The longer I stayed in the hospital with my girls, the more apparent it became to me that what I saw as our very own special, big, overwhelming problems were little hiccups compared to what other kids were enduring. How many of the children's problems were connected to chemicals in our environment? Cancer, organ failure, birth defects ...
I used to be an island. Even as I sit here typing these words, I feel my world falling to pieces inside me.
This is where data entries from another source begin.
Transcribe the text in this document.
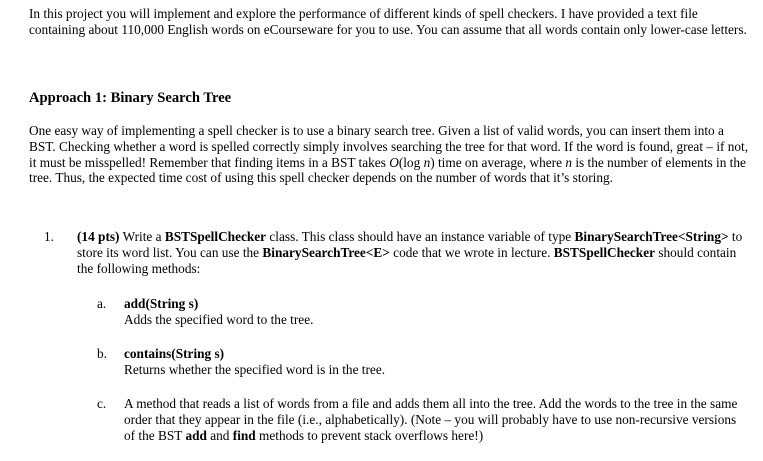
In this project you will implement and explore the performance of different kinds of spell checkers. I have provided a text file containing about 110,000 English words on eCourseware for you to use. You can assume that all words contain only lower-case letters.

Approach 1: Binary Search Tree

One easy way of implementing a spell checker is to use a binary search tree. Given a list of valid words, you can insert them into a BST. Checking whether a word is spelled correctly simply involves searching the tree for that word. If the word is found, great – if not, it must be misspelled! Remember that finding items in a BST takes O(log n) time on average, where n is the number of elements in the tree. Thus, the expected time cost of using this spell checker depends on the number of words that it’s storing.

1. (14 pts) Write a BSTSpellChecker class. This class should have an instance variable of type BinarySearchTree<String> to store its word list. You can use the BinarySearchTree<E> code that we wrote in lecture. BSTSpellChecker should contain the following methods:

a. add(String s)

Adds the specified word to the tree.

b. contains(String s)

Returns whether the specified word is in the tree.

c. A method that reads a list of words from a file and adds them all into the tree. Add the words to the tree in the same order that they appear in the file (i.e., alphabetically). (Note – you will probably have to use non-recursive versions of the BST add and find methods to prevent stack overflows here!)
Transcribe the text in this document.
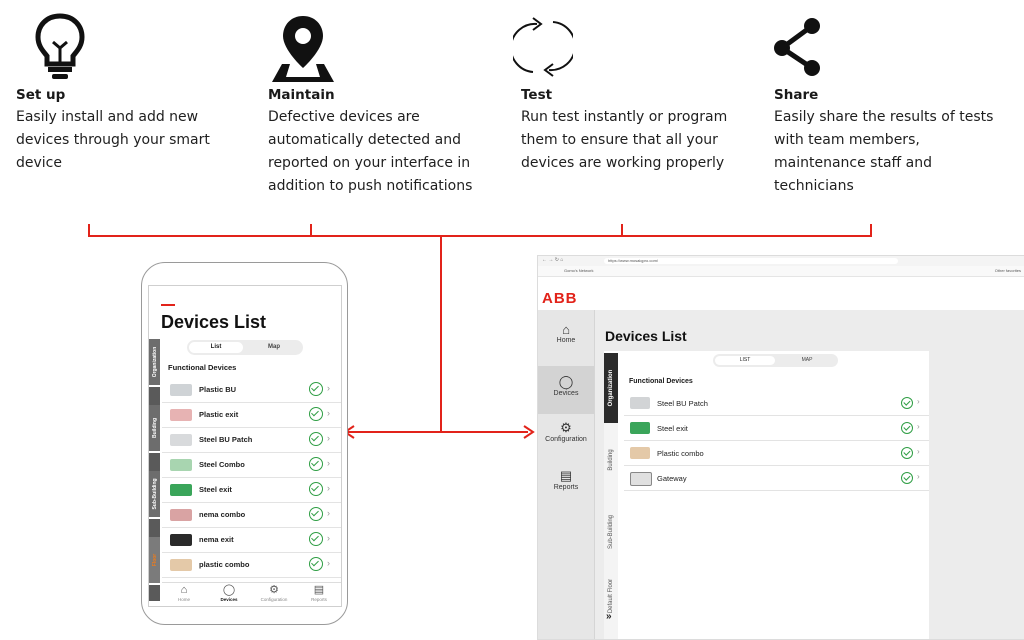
Set up

Easily install and add new devices through your smart device

Maintain

Defective devices are automatically detected and reported on your interface in addition to push notifications

Test

Run test instantly or program them to ensure that all your devices are working properly

Share

Easily share the results of tests with team members, maintenance staff and technicians

Devices List
List	Map
Organization
Building
Sub-Building
Floor
Functional Devices
Plastic BU	›
Plastic exit	›
Steel BU Patch	›
Steel Combo	›
Steel exit	›
nema combo	›
nema exit	›
plastic combo	›
⌂
Home
◯
Devices
⚙
Configuration
▤
Reports
← → ↻ ⌂	https://www.mosaiqpro.com/
Gomo's Network	Other favorites
ABB
⌂
Home
◯
Devices
⚙
Configuration
▤
Reports
Devices List
Organization
Building
Sub-Building
Default Floor
LIST	MAP
Functional Devices
Steel BU Patch	›
Steel exit	›
Plastic combo	›
Gateway	›
»
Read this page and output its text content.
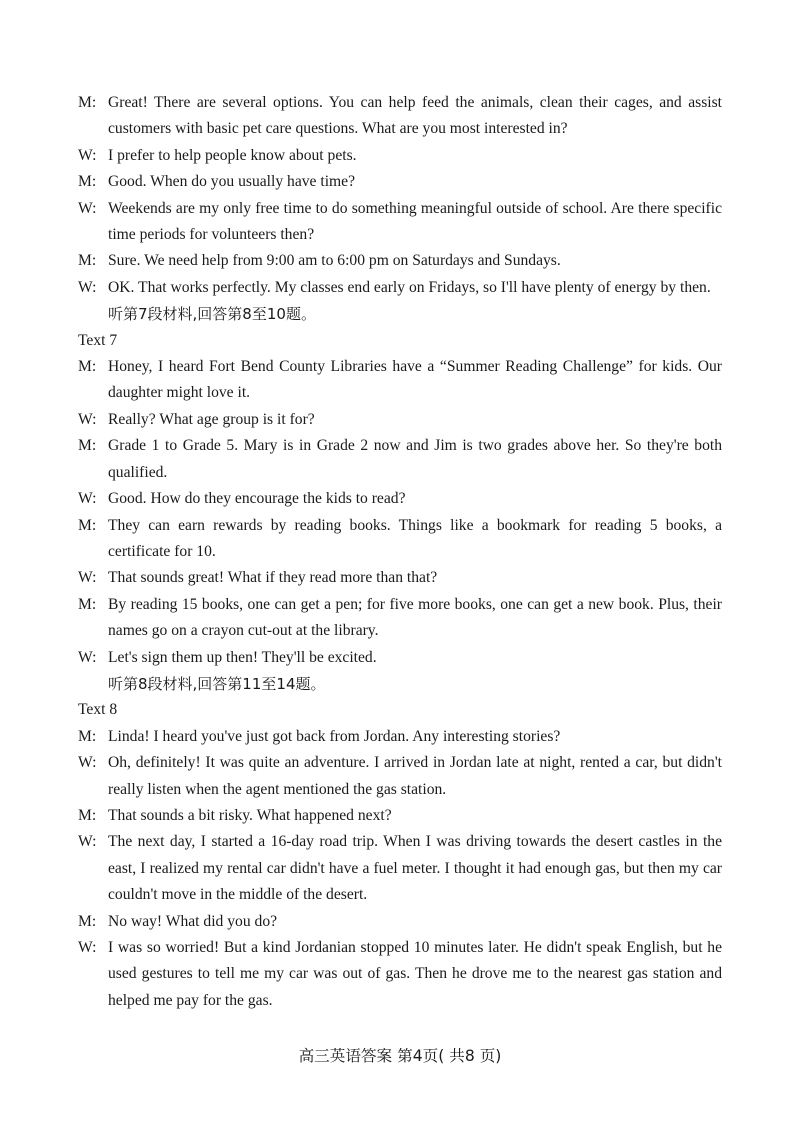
M: Great! There are several options. You can help feed the animals, clean their cages, and assist customers with basic pet care questions. What are you most interested in?
W: I prefer to help people know about pets.
M: Good. When do you usually have time?
W: Weekends are my only free time to do something meaningful outside of school. Are there specific time periods for volunteers then?
M: Sure. We need help from 9:00 am to 6:00 pm on Saturdays and Sundays.
W: OK. That works perfectly. My classes end early on Fridays, so I'll have plenty of energy by then.
听第7段材料,回答第8至10题。
Text 7
M: Honey, I heard Fort Bend County Libraries have a “Summer Reading Challenge” for kids. Our daughter might love it.
W: Really? What age group is it for?
M: Grade 1 to Grade 5. Mary is in Grade 2 now and Jim is two grades above her. So they're both qualified.
W: Good. How do they encourage the kids to read?
M: They can earn rewards by reading books. Things like a bookmark for reading 5 books, a certificate for 10.
W: That sounds great! What if they read more than that?
M: By reading 15 books, one can get a pen; for five more books, one can get a new book. Plus, their names go on a crayon cut-out at the library.
W: Let's sign them up then! They'll be excited.
听第8段材料,回答第11至14题。
Text 8
M: Linda! I heard you've just got back from Jordan. Any interesting stories?
W: Oh, definitely! It was quite an adventure. I arrived in Jordan late at night, rented a car, but didn't really listen when the agent mentioned the gas station.
M: That sounds a bit risky. What happened next?
W: The next day, I started a 16-day road trip. When I was driving towards the desert castles in the east, I realized my rental car didn't have a fuel meter. I thought it had enough gas, but then my car couldn't move in the middle of the desert.
M: No way! What did you do?
W: I was so worried! But a kind Jordanian stopped 10 minutes later. He didn't speak English, but he used gestures to tell me my car was out of gas. Then he drove me to the nearest gas station and helped me pay for the gas.
高三英语答案 第4页( 共8 页)
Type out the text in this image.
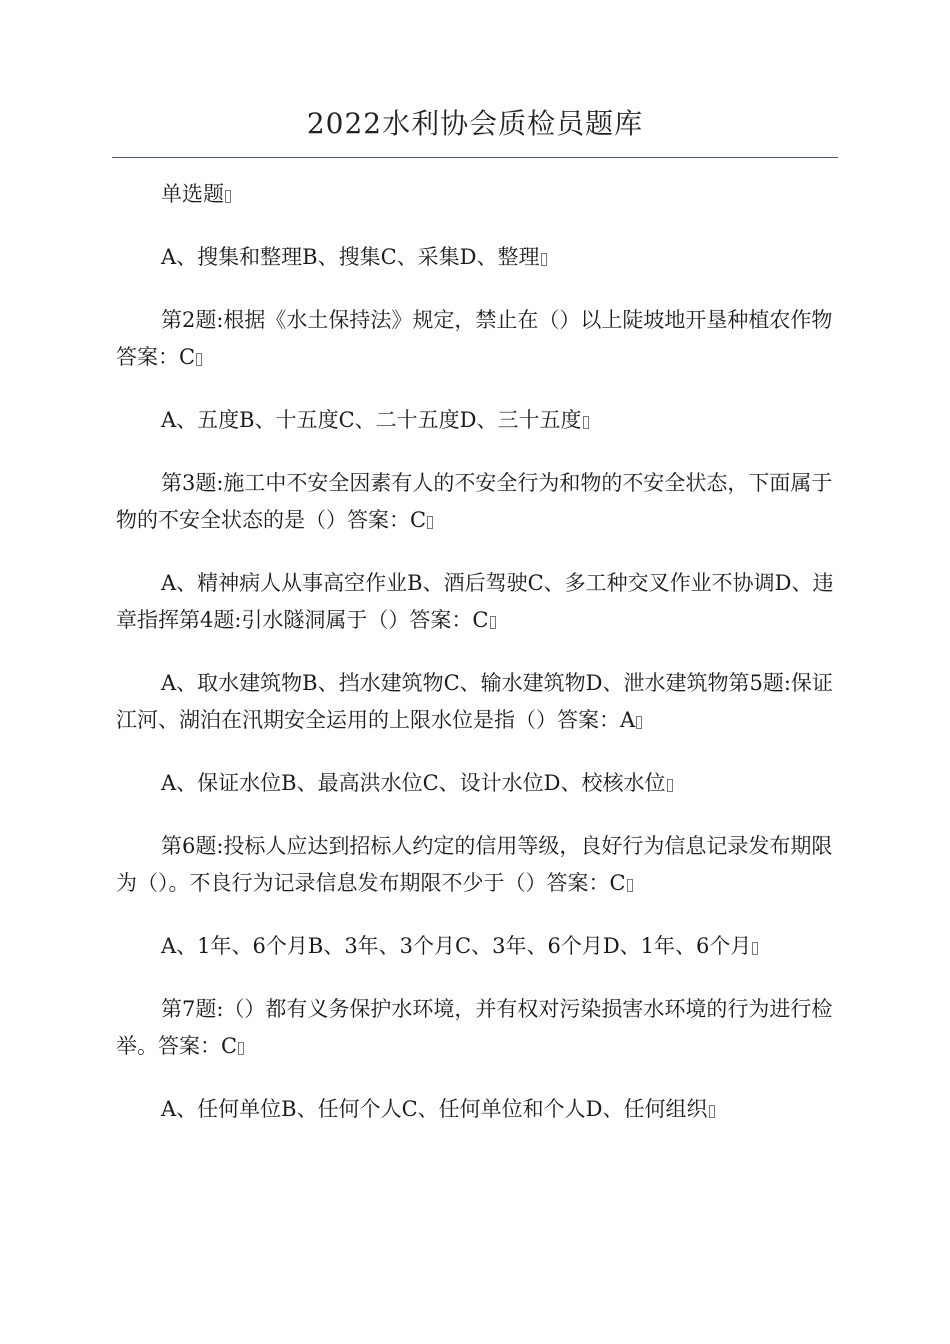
2022水利协会质检员题库

单选题

A、搜集和整理B、搜集C、采集D、整理

第2题:根据《水土保持法》规定，禁止在（）以上陡坡地开垦种植农作物答案：C

A、五度B、十五度C、二十五度D、三十五度

第3题:施工中不安全因素有人的不安全行为和物的不安全状态，下面属于物的不安全状态的是（）答案：C

A、精神病人从事高空作业B、酒后驾驶C、多工种交叉作业不协调D、违章指挥第4题:引水隧洞属于（）答案：C

A、取水建筑物B、挡水建筑物C、输水建筑物D、泄水建筑物第5题:保证江河、湖泊在汛期安全运用的上限水位是指（）答案：A

A、保证水位B、最高洪水位C、设计水位D、校核水位

第6题:投标人应达到招标人约定的信用等级，良好行为信息记录发布期限为（）。不良行为记录信息发布期限不少于（）答案：C

A、1年、6个月B、3年、3个月C、3年、6个月D、1年、6个月

第7题:（）都有义务保护水环境，并有权对污染损害水环境的行为进行检举。答案：C

A、任何单位B、任何个人C、任何单位和个人D、任何组织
My illusion of any control over my bubble, my island, obliterated by the arrival of my little baby girls and their health problems, mystifying me, and even confusing doctors with enough degrees listed after their name to melt an iceberg, time and again rising and threatening their lives, their ability to function and thrive in this world. But it is this inner explosion moving me to reach out to you, hoping that you will read and understand my words. Hoping that you might understand what I couldn't understand until it became part of me. The problems of this earth are our problems. The problems of your neighbor are also yours. The solutions are in your heart and mine, and they belong to all of us.